Their recommendations include:
- Recognizing preschool education as an essential part of Singapore’s public education and possibly providing free preschool education for children, at least up to Kindergarten 1 and 2
- Raising the status of preschool teachers by creating better career prospects and establishing a national pay scale that will match those of mainstream teacher
- Forming a lead government ministry with the sole focus of overseeing and regulating the preschool sector
The recommendations come a month after a global survey released by the same organisation ranked Singapore’s preschool sector 29th out of 45 countries on its overall quality of early education.
Should preschool education be free?
71% of the participants felt there should be free preschool education for all children, at least for those in Kindergarten 1 and 2.
Dr Lynn Ang, Senior Lecturer, Early Childhood University of East London, shared that it is during these formative years, from birth to preschool age that the foundations are laid for children’s subsequent success and achievement, and yet the preschool sector is not supported by the government.
The preschool sector here is 100-per-cent privatised and the fees ranges from $100 to $2000, which means that parents who are financially able can purchase better quality education, while those with lower income are left with fewer choices.
Dr Ang added, “There is overwhelming evidence shown from a global research conducted recently that quality preschool experience can make a positive difference to a child’s overall well-being especially those from disadvantaged backgrounds such as low-income families.”
To address the concern of uneven quality, equity and affordability currently present in the sector, the government needs to look at early childhood services as a “necessary public good,” and increase funding for the sector to level the gaps and achieve an inclusive society.
By doing so, it will provide all young children in Singapore the best possible chance in life to grow up into happy, healthy, confident and successful individuals.
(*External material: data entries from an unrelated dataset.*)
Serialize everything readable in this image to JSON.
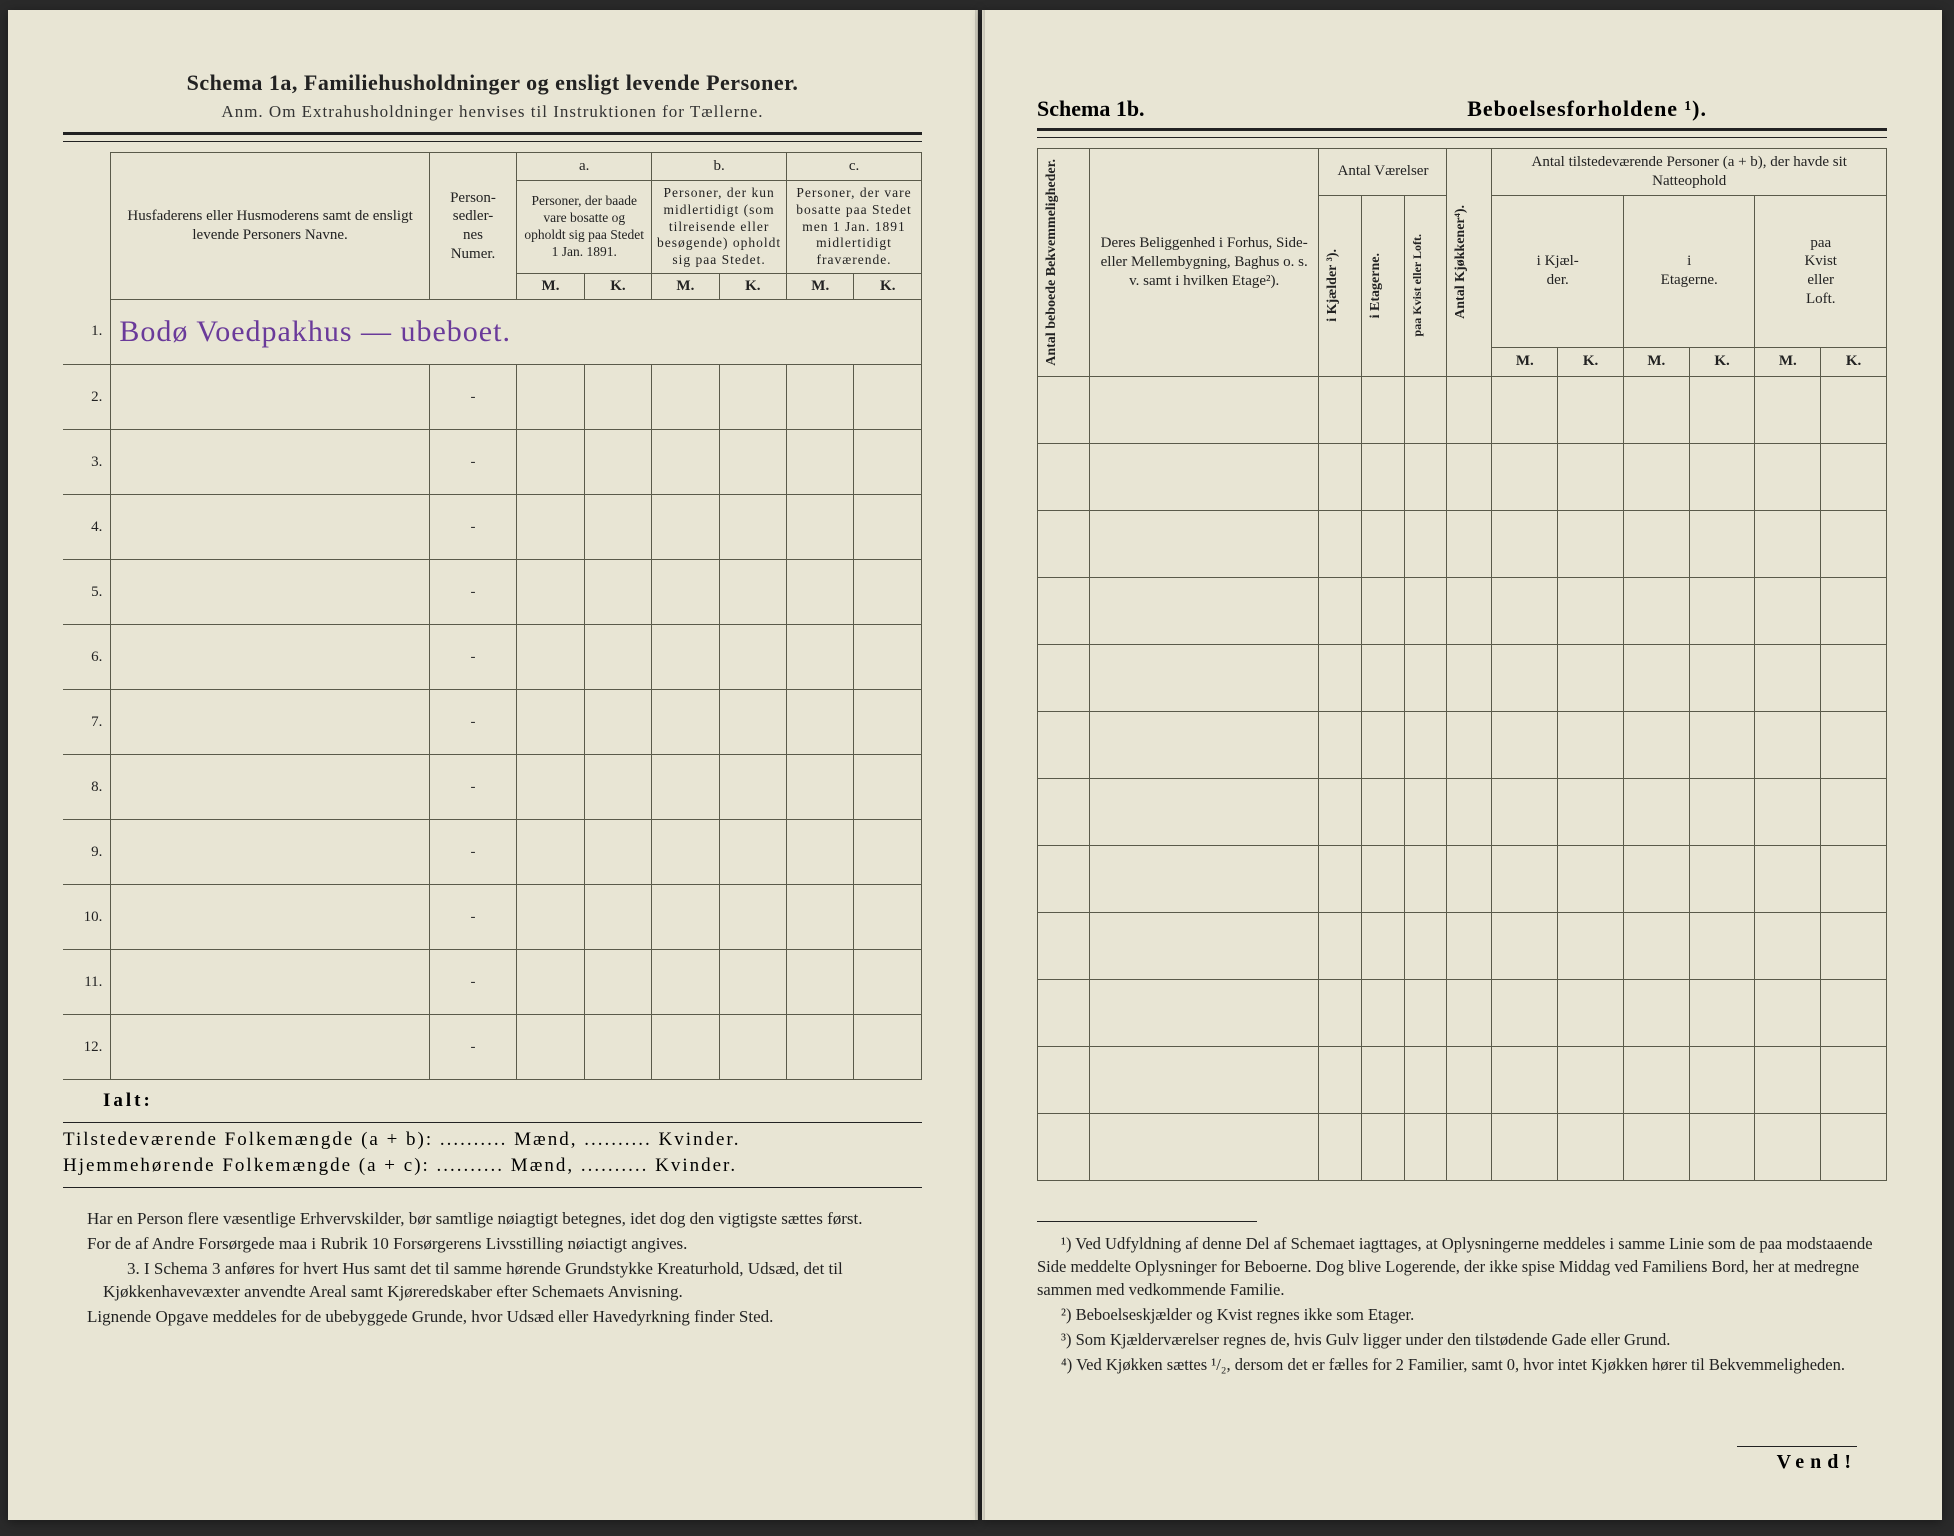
{
  "left": {
    "schema_title": "Schema 1a,   Familiehusholdninger og ensligt levende Personer.",
    "anm": "Anm. Om Extrahusholdninger henvises til Instruktionen for Tællerne.",
    "col_names": "Husfaderens eller Husmoderens samt de ensligt levende Personers Navne.",
    "col_numer": "Person-\nsedler-\nnes\nNumer.",
    "abc": {
      "a": "a.",
      "b": "b.",
      "c": "c."
    },
    "col_a": "Personer, der baade vare bosatte og opholdt sig paa Stedet 1 Jan. 1891.",
    "col_b": "Personer, der kun midlertidigt (som tilreisende eller besøgende) opholdt sig paa Stedet.",
    "col_c": "Personer, der vare bosatte paa Stedet men 1 Jan. 1891 midlertidigt fraværende.",
    "mk": {
      "m": "M.",
      "k": "K."
    },
    "rows": [
      {
        "n": "1.",
        "name": "Bodø Voedpakhus — ubeboet.",
        "dash": ""
      },
      {
        "n": "2.",
        "name": "",
        "dash": "-"
      },
      {
        "n": "3.",
        "name": "",
        "dash": "-"
      },
      {
        "n": "4.",
        "name": "",
        "dash": "-"
      },
      {
        "n": "5.",
        "name": "",
        "dash": "-"
      },
      {
        "n": "6.",
        "name": "",
        "dash": "-"
      },
      {
        "n": "7.",
        "name": "",
        "dash": "-"
      },
      {
        "n": "8.",
        "name": "",
        "dash": "-"
      },
      {
        "n": "9.",
        "name": "",
        "dash": "-"
      },
      {
        "n": "10.",
        "name": "",
        "dash": "-"
      },
      {
        "n": "11.",
        "name": "",
        "dash": "-"
      },
      {
        "n": "12.",
        "name": "",
        "dash": "-"
      }
    ],
    "ialt": "Ialt:",
    "sum1_a": "Tilstedeværende Folkemængde (a + b):",
    "sum2_a": "Hjemmehørende Folkemængde (a + c):",
    "dots": "..........",
    "maend": "Mænd,",
    "kvinder": "Kvinder.",
    "notes": {
      "p1": "Har en Person flere væsentlige Erhvervskilder, bør samtlige nøiagtigt betegnes, idet dog den vigtigste sættes først.",
      "p2": "For de af Andre Forsørgede maa i Rubrik 10 Forsørgerens Livsstilling nøiactigt angives.",
      "p3_label": "3.",
      "p3": "I Schema 3 anføres for hvert Hus samt det til samme hørende Grundstykke Kreaturhold, Udsæd, det til Kjøkkenhavevæxter anvendte Areal samt Kjøreredskaber efter Schemaets Anvisning.",
      "p4": "Lignende Opgave meddeles for de ubebyggede Grunde, hvor Udsæd eller Havedyrkning finder Sted."
    }
  },
  "right": {
    "schema_label": "Schema 1b.",
    "schema_title": "Beboelsesforholdene ¹).",
    "col_antal_bekv": "Antal beboede\nBekvemmeligheder.",
    "col_beligg": "Deres Beliggenhed i Forhus, Side- eller Mellembygning, Baghus o. s. v. samt i hvilken Etage²).",
    "col_antal_vaer": "Antal\nVærelser",
    "col_kjokken": "Antal Kjøkkener⁴).",
    "col_tilstede_top": "Antal tilstedeværende Personer (a + b), der havde sit Natteophold",
    "sub_kjaelder": "i Kjælder ³).",
    "sub_etagerne_v": "i Etagerne.",
    "sub_kvist_v": "paa Kvist eller\nLoft.",
    "sub_kjael": "i Kjæl-\nder.",
    "sub_etagerne": "i\nEtagerne.",
    "sub_kvist": "paa\nKvist\neller\nLoft.",
    "mk": {
      "m": "M.",
      "k": "K."
    },
    "row_count": 12,
    "footnotes": {
      "f1": "¹) Ved Udfyldning af denne Del af Schemaet iagttages, at Oplysningerne meddeles i samme Linie som de paa modstaaende Side meddelte Oplysninger for Beboerne. Dog blive Logerende, der ikke spise Middag ved Familiens Bord, her at medregne sammen med vedkommende Familie.",
      "f2": "²) Beboelseskjælder og Kvist regnes ikke som Etager.",
      "f3": "³) Som Kjælderværelser regnes de, hvis Gulv ligger under den tilstødende Gade eller Grund.",
      "f4": "⁴) Ved Kjøkken sættes ¹/₂, dersom det er fælles for 2 Familier, samt 0, hvor intet Kjøkken hører til Bekvemmeligheden."
    },
    "vend": "Vend!"
  }
}
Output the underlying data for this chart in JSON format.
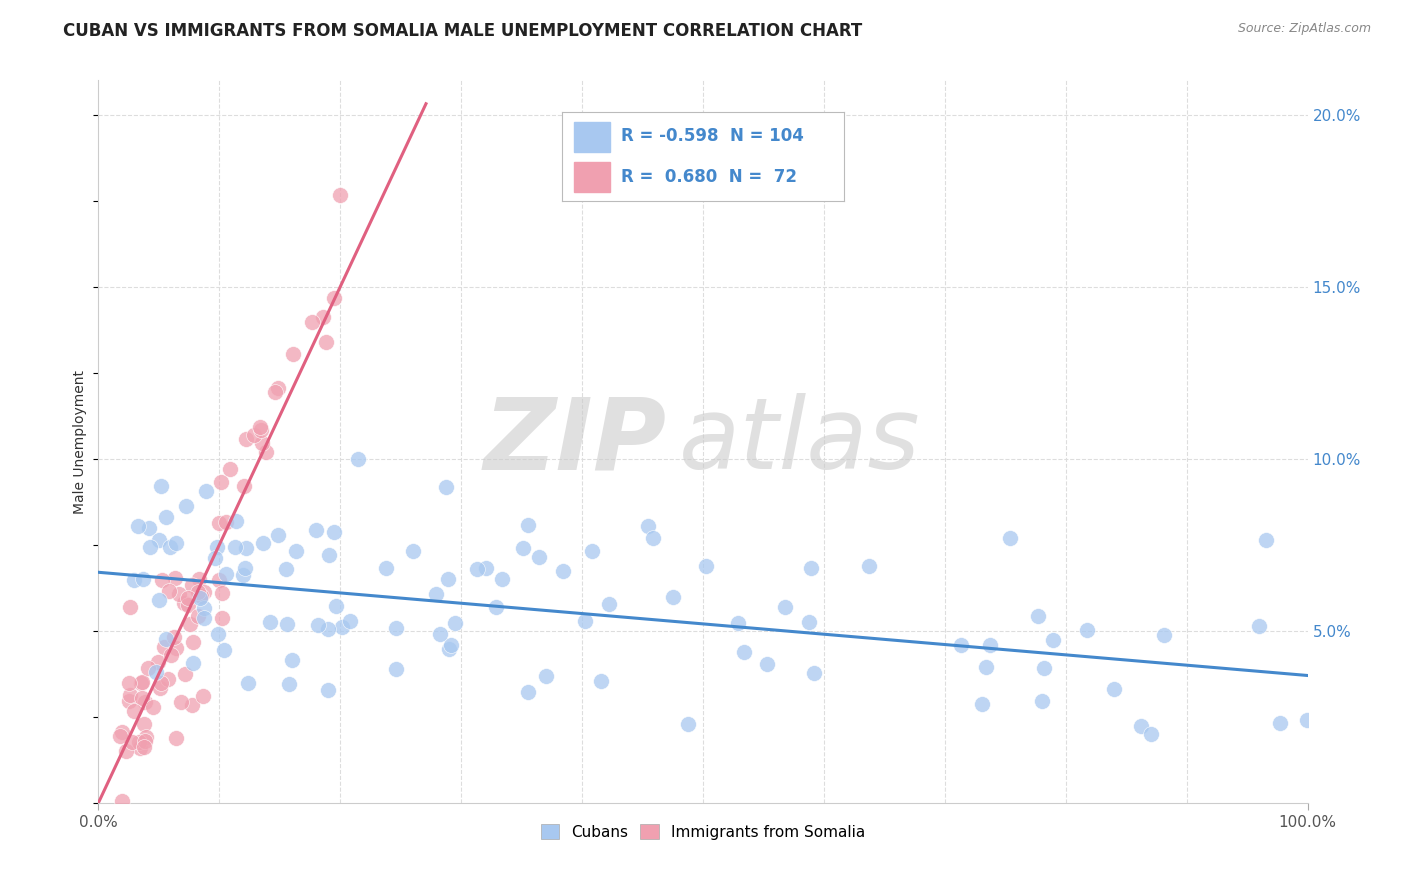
{
  "title": "CUBAN VS IMMIGRANTS FROM SOMALIA MALE UNEMPLOYMENT CORRELATION CHART",
  "source": "Source: ZipAtlas.com",
  "ylabel": "Male Unemployment",
  "xlim": [
    0,
    1.0
  ],
  "ylim": [
    0,
    0.21
  ],
  "xtick_positions": [
    0.0,
    1.0
  ],
  "xtick_labels": [
    "0.0%",
    "100.0%"
  ],
  "ytick_positions": [
    0.05,
    0.1,
    0.15,
    0.2
  ],
  "ytick_labels": [
    "5.0%",
    "10.0%",
    "15.0%",
    "20.0%"
  ],
  "blue_color": "#A8C8F0",
  "pink_color": "#F0A0B0",
  "blue_line_color": "#4488CC",
  "pink_line_color": "#E06080",
  "legend_blue_R": "-0.598",
  "legend_blue_N": "104",
  "legend_pink_R": "0.680",
  "legend_pink_N": "72",
  "legend_blue_label": "Cubans",
  "legend_pink_label": "Immigrants from Somalia",
  "watermark_zip": "ZIP",
  "watermark_atlas": "atlas",
  "blue_N": 104,
  "pink_N": 72,
  "blue_intercept": 0.067,
  "blue_slope": -0.03,
  "pink_slope": 0.75,
  "title_fontsize": 12,
  "source_fontsize": 9,
  "axis_label_fontsize": 10,
  "tick_fontsize": 11,
  "watermark_color": "#CCCCCC",
  "background_color": "#FFFFFF",
  "grid_color": "#DDDDDD"
}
As Lien Foundation’s CEO, Lee Poh Wah puts it, “Education system is the only way to generate a future for a country so quality schools including preschools are the real engines to transport us to the future.”
Preschool teachers are not second class teachers
60% of the participants considered the quality and well-being of teachers in the industry as a top concern. High turnover rate, low pay and the low status of the profession are major bugbears plaguing the sector. Mr Lee shared the salaries pulled in by preschool teachers:
“According to the Ministry of Manpower labour report, the median pay for preschool teachers last year is S$1,840, and those at the 75 percentile earn S$2,040 – which means to say, 75 per cent of them earn S$2,040 or less.”
“The increment from median to 75 percentile is only S$200. That gives you a view in terms of the dismal pay progression.”
One of the recommendations given to address this concern was to explore ways to progressively raise the salaries of preschool teachers and establish a national pay scale that will match those of mainstream teachers.
How can parents play a part?
Parents are children’s first and life-long teachers and thus there is a need to include parents and families as an integral part of preschool education. Providing various parental outreach programmes can bolster the outcomes of early childhood education. When parents are well supported and equipped with the right skills and information to care for their children, they can better help them achieve their potential.